И минувшее проходит предо мной. Уже теперь во многом оно непонятно для молодежи, а скоро исчезнет совсем. И чтобы знали жители новой столицы, каких трудов стоило их отцам выстроить новую жизнь на месте старой, они должны узнать, какова была старая Москва, как и какие люди бытовали в ней.
Безветренный снег валил густыми хлопьями, сквозь его живую вуаль изредка виднелись какие-то светлевшие пятна, и, только наткнувшись на деревянный столб, можно было удостовериться, что это фонарь для освещения улиц, но он освещал только собственные стекла, залепленные сырым снегом.

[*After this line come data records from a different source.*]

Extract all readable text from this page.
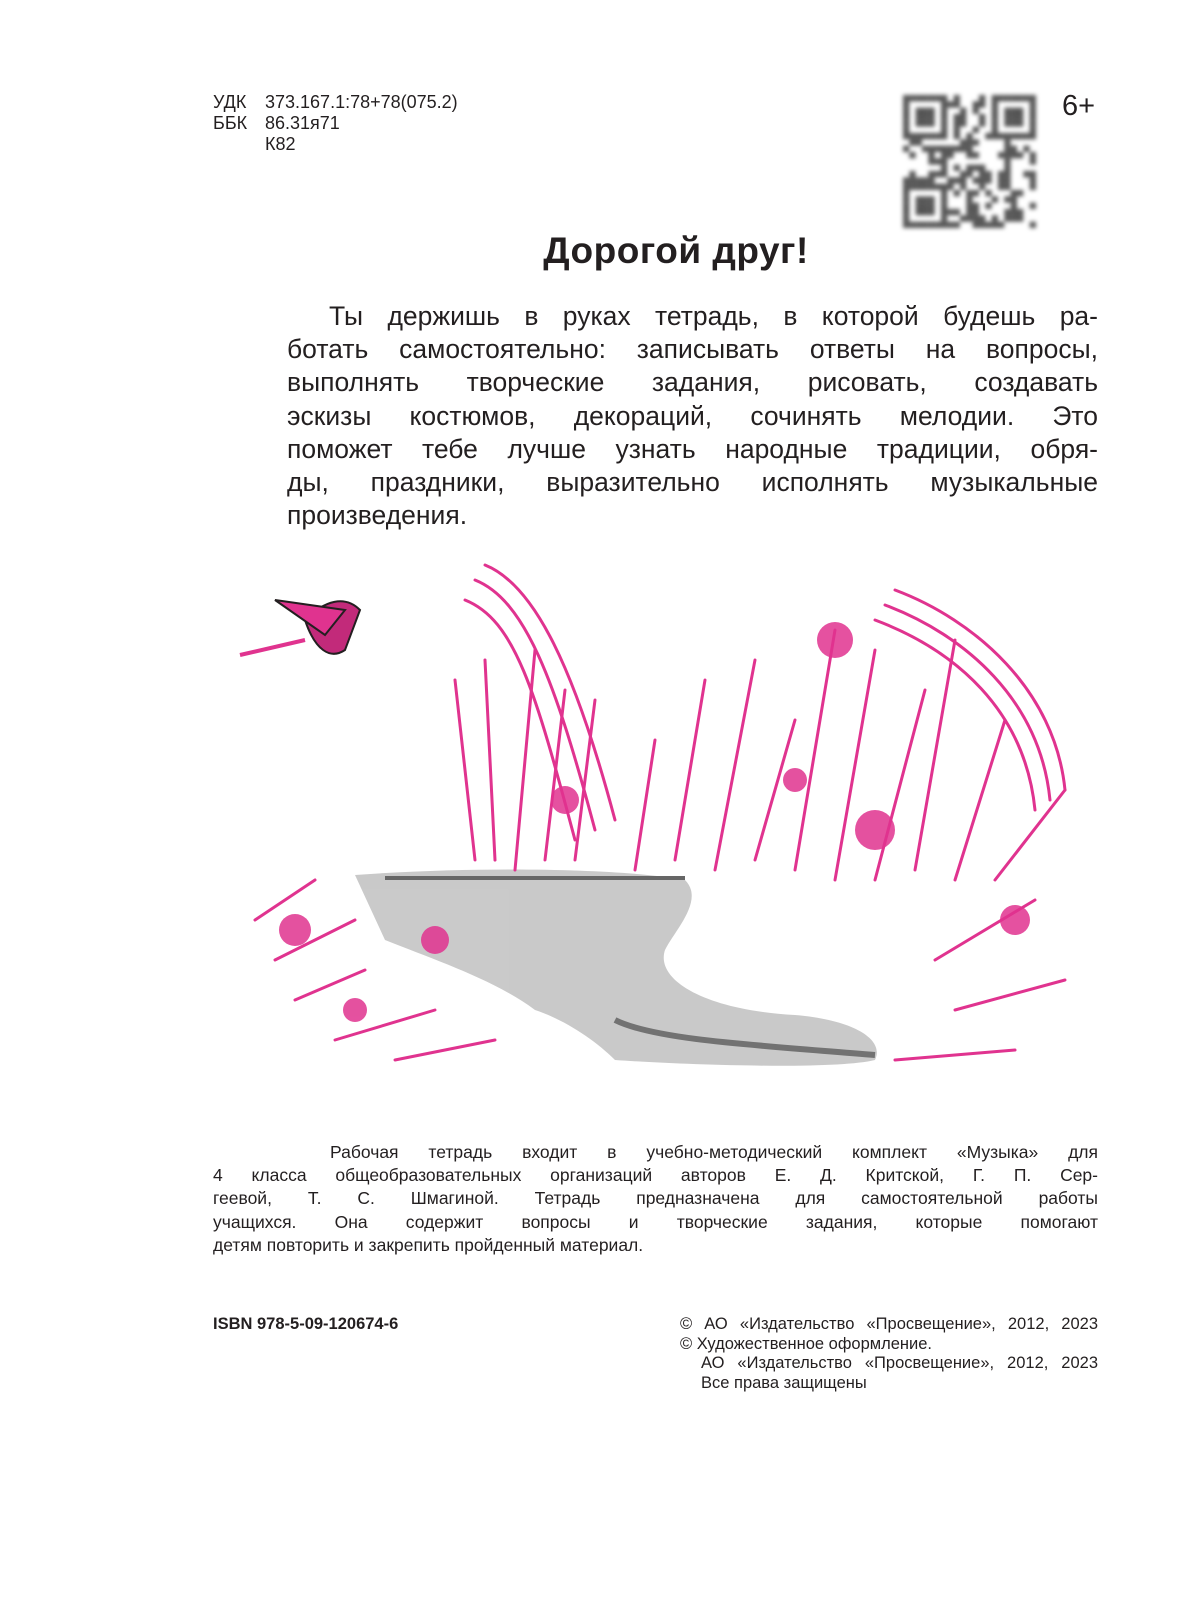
УДК	373.167.1:78+78(075.2)
ББК 86.31я71
К82
6+
Дорогой друг!
Ты держишь в руках тетрадь, в которой будешь ра-
ботать самостоятельно: записывать ответы на вопросы,
выполнять творческие задания, рисовать, создавать
эскизы костюмов, декораций, сочинять мелодии. Это
поможет тебе лучше узнать народные традиции, обря-
ды, праздники, выразительно исполнять музыкальные
произведения.
Рабочая тетрадь входит в учебно-методический комплект «Музыка» для
4 класса общеобразовательных организаций авторов Е. Д. Критской, Г. П. Сер-
геевой, Т. С. Шмагиной. Тетрадь предназначена для самостоятельной работы
учащихся. Она содержит вопросы и творческие задания, которые помогают
детям повторить и закрепить пройденный материал.
ISBN 978-5-09-120674-6	© АО «Издательство «Просвещение», 2012, 2023
© Художественное оформление.
АО «Издательство «Просвещение», 2012, 2023
Все права защищены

И вдруг — сначала в одном дворе, а потом и в соседних ему ответили проснувшиеся петухи. Удивленные несвоевременным пением петухов, сначала испуганно, а потом зло залились собаки. Ольховцы ожили. Кое-где засветились окна, кое-где во дворах застучали засовы, захлопали двери, послышались удивленные голоса: «Что за диво! В два часа ночи поют петухи!»
Мой друг Костя Чернов залаял по-собачьи; это он умел замечательно, а потом завыл по-волчьи. Мы его поддержали. Слышно было, как собаки гремят цепями и бесятся.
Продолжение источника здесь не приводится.